1. An assay for a putative modulator of JMY-p300/CBP complex formation which comprises bringing into contact:
(a) a polypeptide of SEQ ID NO: 2 or fragment thereof capable of binding to p300/CBP, wherein said fragment comprises the sequence found between residues 470 and 550 of SEQ ID NO: 2;
(b) a p300/CBP protein or a fragment thereof which is capable of binding to a polypeptide of SEQ ID NO: 2; and
(c) a putative modulator;
and measuring the degree to which said modulator is able to modulate the binding of (a) to (b).
2. An assay for a putative modulator of the interaction of JMY with a transcription factor which is co-activated by JMY comprising bringing into contact:
(a) a polypeptide of SEQ ID NO: 2 or fragment thereof capable of binding to said transcription factor
(b) a transcription factor which is co-activated by (a); and
(c) a putative modulator;
and measuring the degree to which said modulator is able to modulate the binding of (a) to (b).
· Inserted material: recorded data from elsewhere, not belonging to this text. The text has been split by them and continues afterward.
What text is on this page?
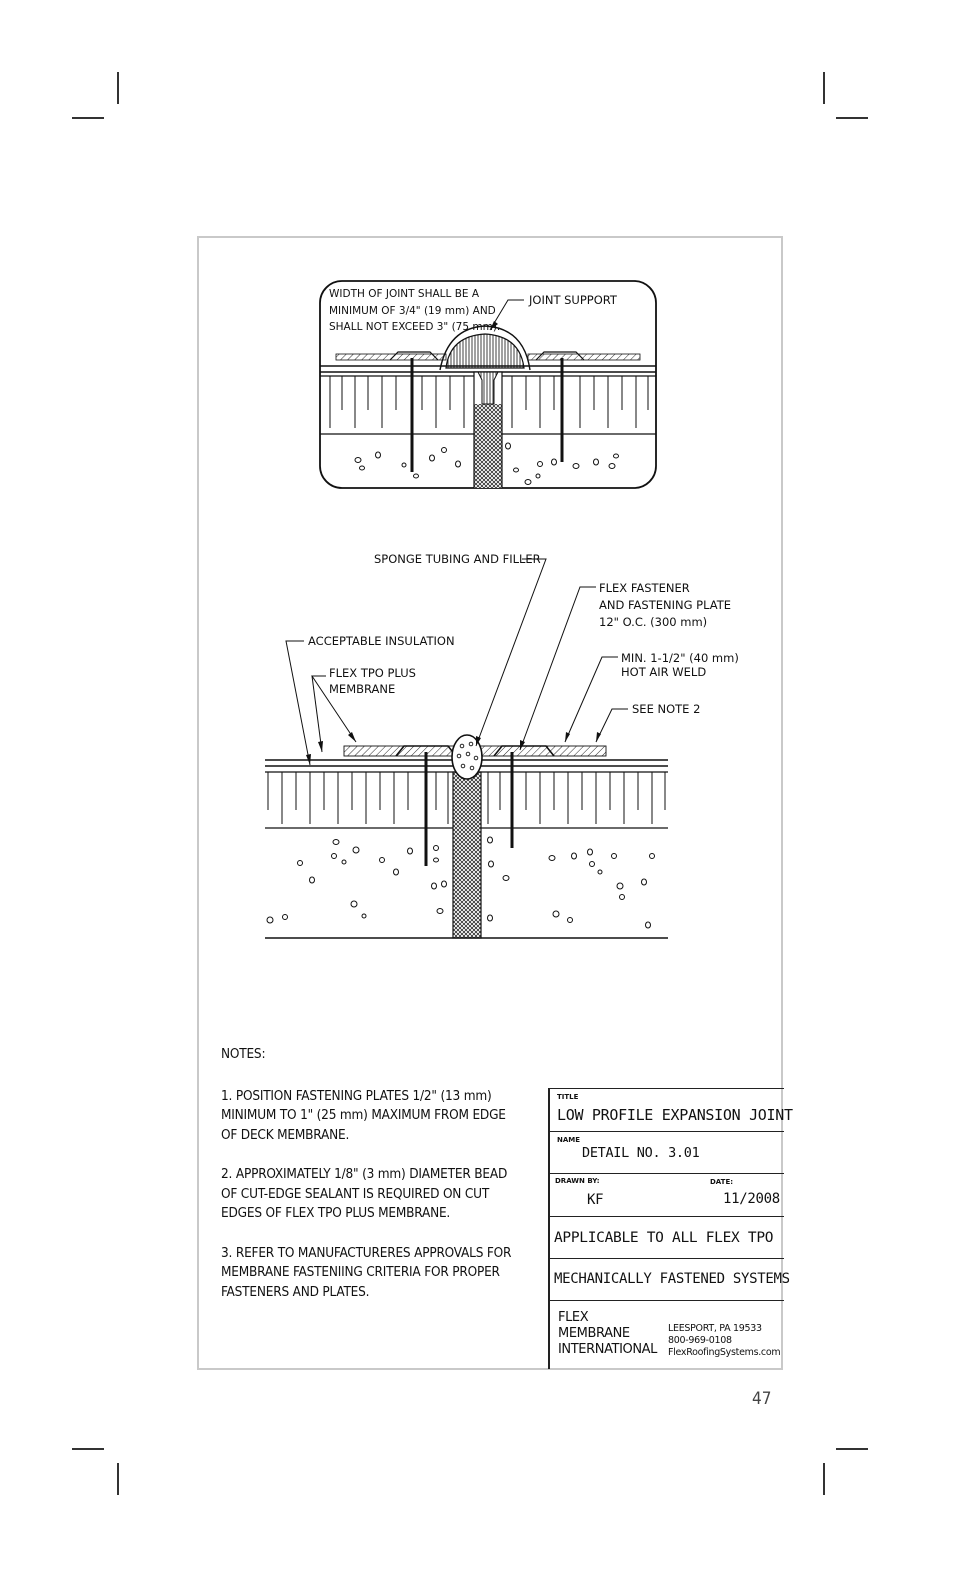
WIDTH OF JOINT SHALL BE A
MINIMUM OF 3/4" (19 mm) AND
SHALL NOT EXCEED 3" (75 mm).
JOINT SUPPORT
SPONGE TUBING AND FILLER
FLEX FASTENER
AND FASTENING PLATE
12" O.C. (300 mm)
ACCEPTABLE INSULATION
MIN. 1-1/2" (40 mm)
HOT AIR WELD
FLEX TPO PLUS
MEMBRANE
SEE NOTE 2

NOTES:

1. POSITION FASTENING PLATES 1/2" (13 mm) MINIMUM TO 1" (25 mm) MAXIMUM FROM EDGE OF DECK MEMBRANE.

2. APPROXIMATELY 1/8" (3 mm) DIAMETER BEAD OF CUT-EDGE SEALANT IS REQUIRED ON CUT EDGES OF FLEX TPO PLUS MEMBRANE.

3. REFER TO MANUFACTURERES APPROVALS FOR MEMBRANE FASTENIING CRITERIA FOR PROPER FASTENERS AND PLATES.

TITLE
LOW PROFILE EXPANSION JOINT
NAME
DETAIL NO. 3.01
DRAWN BY:	DATE:
KF	11/2008
APPLICABLE TO ALL FLEX TPO
MECHANICALLY FASTENED SYSTEMS
FLEX
MEMBRANE
INTERNATIONAL
LEESPORT, PA 19533
800-969-0108
FlexRoofingSystems.com
47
3. An assay according to claim 2 wherein said transcription factor is an E2F family member, ER (estrogen receptor) or TBP (TATA-box binding protein).
4. An assay for a putative modulator of JMY homodimerization which assay comprises bringing two JMY polypeptides into contact with each other, under conditions suitable for dimerization to occur, in the presence of a putative modulator and measuring the degree to which dimerization is modulated.
5. An assay according to any of claims 1 to 4 which is a two-hybrid assay.
6. An assay according to claim 1 which is conducted in a cell line in the presence of a reporter gene operably linked to a p53-dependent promoter.